How is Quantway College Virtual different from other online classes you’ve taught in the past?
In my other classes, the students are very much on their own—they work individually, do the questions individually, they watch the lectures individually. In Quantway College Virtual, they see each other twice a week, and I get to see them twice a week through watching the videos. With my other (online) classes, I don’t usually see the students very often, except when I give exams. I can look at their homework scores, but I need the students to reach out to me to tell me where they’re struggling. Through watching the videos, I know where the students are struggling and that allows me to be a lot more proactive rather than reactive.
How does Quantway College Virtual help you track your students’ progress?
I’m able to track my students’ progress primarily through the videos.
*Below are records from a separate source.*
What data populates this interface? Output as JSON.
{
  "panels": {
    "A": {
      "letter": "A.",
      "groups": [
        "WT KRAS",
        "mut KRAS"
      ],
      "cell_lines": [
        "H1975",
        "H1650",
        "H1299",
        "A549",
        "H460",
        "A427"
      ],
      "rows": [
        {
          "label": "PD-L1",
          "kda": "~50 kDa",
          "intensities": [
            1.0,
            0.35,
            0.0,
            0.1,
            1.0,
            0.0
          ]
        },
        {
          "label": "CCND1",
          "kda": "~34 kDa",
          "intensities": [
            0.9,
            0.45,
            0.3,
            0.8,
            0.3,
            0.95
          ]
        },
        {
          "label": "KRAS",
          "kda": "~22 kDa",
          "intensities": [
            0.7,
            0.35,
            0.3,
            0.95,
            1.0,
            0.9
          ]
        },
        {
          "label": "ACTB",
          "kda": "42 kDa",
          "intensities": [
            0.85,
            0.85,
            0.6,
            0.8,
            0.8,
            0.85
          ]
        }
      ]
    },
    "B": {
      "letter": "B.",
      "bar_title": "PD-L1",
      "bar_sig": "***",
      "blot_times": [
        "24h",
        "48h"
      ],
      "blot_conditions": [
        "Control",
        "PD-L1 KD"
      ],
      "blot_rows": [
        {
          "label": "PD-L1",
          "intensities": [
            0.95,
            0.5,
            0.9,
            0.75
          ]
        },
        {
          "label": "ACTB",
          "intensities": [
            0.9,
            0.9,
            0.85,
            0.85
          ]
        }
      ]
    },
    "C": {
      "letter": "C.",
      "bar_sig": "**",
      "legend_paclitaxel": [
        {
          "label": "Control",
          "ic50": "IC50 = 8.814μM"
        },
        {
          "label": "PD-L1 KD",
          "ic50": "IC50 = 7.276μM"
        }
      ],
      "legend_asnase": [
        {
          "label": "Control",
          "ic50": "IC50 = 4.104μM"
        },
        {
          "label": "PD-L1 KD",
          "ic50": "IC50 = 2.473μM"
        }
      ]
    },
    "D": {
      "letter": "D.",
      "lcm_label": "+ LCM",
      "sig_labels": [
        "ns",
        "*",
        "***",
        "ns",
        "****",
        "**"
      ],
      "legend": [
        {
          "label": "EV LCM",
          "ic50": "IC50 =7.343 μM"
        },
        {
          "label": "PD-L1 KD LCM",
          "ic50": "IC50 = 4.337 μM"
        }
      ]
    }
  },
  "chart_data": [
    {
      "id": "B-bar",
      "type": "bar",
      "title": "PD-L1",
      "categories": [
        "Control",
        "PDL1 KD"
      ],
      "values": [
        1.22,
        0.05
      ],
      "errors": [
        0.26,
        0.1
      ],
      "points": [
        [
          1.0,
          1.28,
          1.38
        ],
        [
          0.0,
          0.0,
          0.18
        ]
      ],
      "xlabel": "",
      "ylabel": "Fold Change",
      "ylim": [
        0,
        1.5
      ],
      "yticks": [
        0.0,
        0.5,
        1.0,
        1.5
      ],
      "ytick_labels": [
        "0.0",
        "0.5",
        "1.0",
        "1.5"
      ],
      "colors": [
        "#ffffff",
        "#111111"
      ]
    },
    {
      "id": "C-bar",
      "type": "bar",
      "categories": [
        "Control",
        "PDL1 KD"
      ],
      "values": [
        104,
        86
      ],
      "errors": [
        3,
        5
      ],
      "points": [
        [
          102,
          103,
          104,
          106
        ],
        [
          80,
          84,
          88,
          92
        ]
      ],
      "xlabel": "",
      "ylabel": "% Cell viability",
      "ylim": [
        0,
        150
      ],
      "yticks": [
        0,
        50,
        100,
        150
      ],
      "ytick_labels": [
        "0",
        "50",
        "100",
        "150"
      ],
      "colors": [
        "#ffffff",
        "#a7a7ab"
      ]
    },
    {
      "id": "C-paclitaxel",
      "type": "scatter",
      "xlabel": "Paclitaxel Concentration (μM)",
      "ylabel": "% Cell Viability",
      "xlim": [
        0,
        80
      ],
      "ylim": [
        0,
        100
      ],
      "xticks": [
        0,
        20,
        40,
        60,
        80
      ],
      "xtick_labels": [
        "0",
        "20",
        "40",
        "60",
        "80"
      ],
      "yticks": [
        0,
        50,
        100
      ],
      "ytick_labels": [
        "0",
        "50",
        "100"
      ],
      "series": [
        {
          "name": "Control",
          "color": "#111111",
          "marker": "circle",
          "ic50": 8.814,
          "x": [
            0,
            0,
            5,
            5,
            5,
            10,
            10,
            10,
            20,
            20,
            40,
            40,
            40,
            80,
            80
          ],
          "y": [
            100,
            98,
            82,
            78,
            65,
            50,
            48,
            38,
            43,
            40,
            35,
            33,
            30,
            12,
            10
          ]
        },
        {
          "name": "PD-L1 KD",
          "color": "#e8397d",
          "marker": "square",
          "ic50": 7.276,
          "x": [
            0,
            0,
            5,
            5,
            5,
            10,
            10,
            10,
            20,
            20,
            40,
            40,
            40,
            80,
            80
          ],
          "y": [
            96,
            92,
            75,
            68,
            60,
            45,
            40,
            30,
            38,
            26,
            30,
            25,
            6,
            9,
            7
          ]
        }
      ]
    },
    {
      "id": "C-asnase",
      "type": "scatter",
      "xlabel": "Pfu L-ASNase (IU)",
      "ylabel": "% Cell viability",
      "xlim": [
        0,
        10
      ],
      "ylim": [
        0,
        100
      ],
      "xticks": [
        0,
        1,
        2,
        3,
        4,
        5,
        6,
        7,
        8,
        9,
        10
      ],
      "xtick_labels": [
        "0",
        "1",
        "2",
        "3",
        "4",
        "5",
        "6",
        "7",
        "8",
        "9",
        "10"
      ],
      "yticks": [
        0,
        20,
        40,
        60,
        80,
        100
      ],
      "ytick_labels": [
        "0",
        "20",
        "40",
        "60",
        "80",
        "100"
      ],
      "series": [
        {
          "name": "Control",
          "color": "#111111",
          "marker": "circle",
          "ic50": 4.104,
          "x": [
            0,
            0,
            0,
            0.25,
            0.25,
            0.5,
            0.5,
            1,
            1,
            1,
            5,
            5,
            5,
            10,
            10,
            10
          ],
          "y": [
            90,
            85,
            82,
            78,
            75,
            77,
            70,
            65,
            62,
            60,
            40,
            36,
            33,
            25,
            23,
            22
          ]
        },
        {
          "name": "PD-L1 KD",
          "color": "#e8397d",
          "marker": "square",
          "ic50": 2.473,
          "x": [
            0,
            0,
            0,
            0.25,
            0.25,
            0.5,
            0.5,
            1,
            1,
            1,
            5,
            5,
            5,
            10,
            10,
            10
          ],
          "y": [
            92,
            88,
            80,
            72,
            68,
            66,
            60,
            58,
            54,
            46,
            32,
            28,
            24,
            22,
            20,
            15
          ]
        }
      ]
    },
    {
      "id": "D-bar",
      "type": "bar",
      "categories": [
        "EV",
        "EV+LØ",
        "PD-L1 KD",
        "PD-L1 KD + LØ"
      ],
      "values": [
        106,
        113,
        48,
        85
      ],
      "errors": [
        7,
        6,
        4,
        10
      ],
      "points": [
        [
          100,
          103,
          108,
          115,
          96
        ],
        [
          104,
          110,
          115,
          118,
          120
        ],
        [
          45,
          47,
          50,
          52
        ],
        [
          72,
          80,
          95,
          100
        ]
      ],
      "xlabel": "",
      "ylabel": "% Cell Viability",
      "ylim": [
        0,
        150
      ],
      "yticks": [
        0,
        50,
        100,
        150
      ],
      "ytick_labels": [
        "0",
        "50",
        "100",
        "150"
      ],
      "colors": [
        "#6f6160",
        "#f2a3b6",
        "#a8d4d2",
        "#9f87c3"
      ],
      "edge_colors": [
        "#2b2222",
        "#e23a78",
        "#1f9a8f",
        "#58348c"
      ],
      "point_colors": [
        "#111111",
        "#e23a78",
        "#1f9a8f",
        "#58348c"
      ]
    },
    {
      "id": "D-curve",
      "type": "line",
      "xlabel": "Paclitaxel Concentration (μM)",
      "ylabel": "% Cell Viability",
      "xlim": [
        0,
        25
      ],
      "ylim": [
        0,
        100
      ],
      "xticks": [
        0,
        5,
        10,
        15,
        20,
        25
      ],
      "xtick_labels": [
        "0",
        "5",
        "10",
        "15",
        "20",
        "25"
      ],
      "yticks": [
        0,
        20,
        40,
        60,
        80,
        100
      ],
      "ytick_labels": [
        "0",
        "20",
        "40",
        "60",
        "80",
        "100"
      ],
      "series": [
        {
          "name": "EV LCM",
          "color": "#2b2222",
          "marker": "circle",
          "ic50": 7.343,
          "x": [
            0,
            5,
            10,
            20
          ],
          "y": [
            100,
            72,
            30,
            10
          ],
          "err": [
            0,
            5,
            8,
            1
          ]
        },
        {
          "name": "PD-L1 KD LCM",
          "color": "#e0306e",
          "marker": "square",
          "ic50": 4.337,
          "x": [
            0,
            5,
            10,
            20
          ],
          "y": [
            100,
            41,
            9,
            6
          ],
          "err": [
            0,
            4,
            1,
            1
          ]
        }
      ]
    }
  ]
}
I know I’ve mentioned those several times already but I think they are key to this course and what really makes a difference. The videos allow me to understand what the students are thinking and how they’re attacking problems. I can see exactly where their issues are and I can address them in a timely manner before they’re developing bad habits and making the same mistakes over and over again. The system also gives you a lot of other information about student progress.
How has teaching this class impacted your online teaching style?
This class has not only impacted my online teaching style, it’s also impacted my traditional classroom style. I find I’m trying to do a lot more discussions in my other online classes that I teach. I’m trying to get more student involvement that way—trying to get them to feel more of a community. When students are directing their own learning, they learn much better than when I’m standing in front of the classroom or in talking or if I’m just posting a video for an online class.
What, if anything, surprised you about teaching this course?
The thing that surprised me the most about teaching this course is how successful the students could be without the teacher being in the room. I really thought it would be a problem and that I would have to regularly join the collaborations to help the students get through.
The productive struggle was real. I could really see it when I watched the videos—how the students talk to each other, work through things, try different things until they finally came upon something that seemed right. I could also see their frustration sometimes when they typed in the answer, and it wasn’t right after they’ve worked on one problem for five or 10 minutes. But they didn’t quit and that’s what impressed me the most. And they did get through—my success rate overall has been very high.
You’ve mentioned productive struggle a couple of times and seeing that play out in the collaboration videos. Can you explain what productive struggle is for those unfamiliar?
We know that students struggle in math. What we hope here is to not have them just struggle (and quit) but to have them struggle in a good way. We want them to not immediately know the answer but we want them to have the tools and the ability to try different things and develop the right answer.
So often, students will see a problem that they don’t know how to do and they will just quit. That’s not productive struggle. That’s struggle and quitting. And that’s a very bad thing. And that’s not what we want to have happen here. So we try to give the students a toolbox of different items they can try—different techniques—and work on something, recognize they get an answer and say, well, that can’t possibly be correct. And then they look at their toolbox and pull out a different technique and try that and work through it.
We started developing these online courses long before the pandemic was even a thought. How would you say these classes are meeting the moment?
Right now we’re sitting in an unprecedented moment in time. And I think this virtual class is very, very helpful. I think it gives a means for instructors to teach this course and maintain the group work feel, which is so important to the whole core of this course. I think it would be very, very difficult to teach this course without the collaborations built the way they are, without the built-in Zoom meetings.
I know my college is most likely going to be virtual in the fall so I’m scheduled to teach two sections of this course and I think it’ll make a big difference for my students’ success.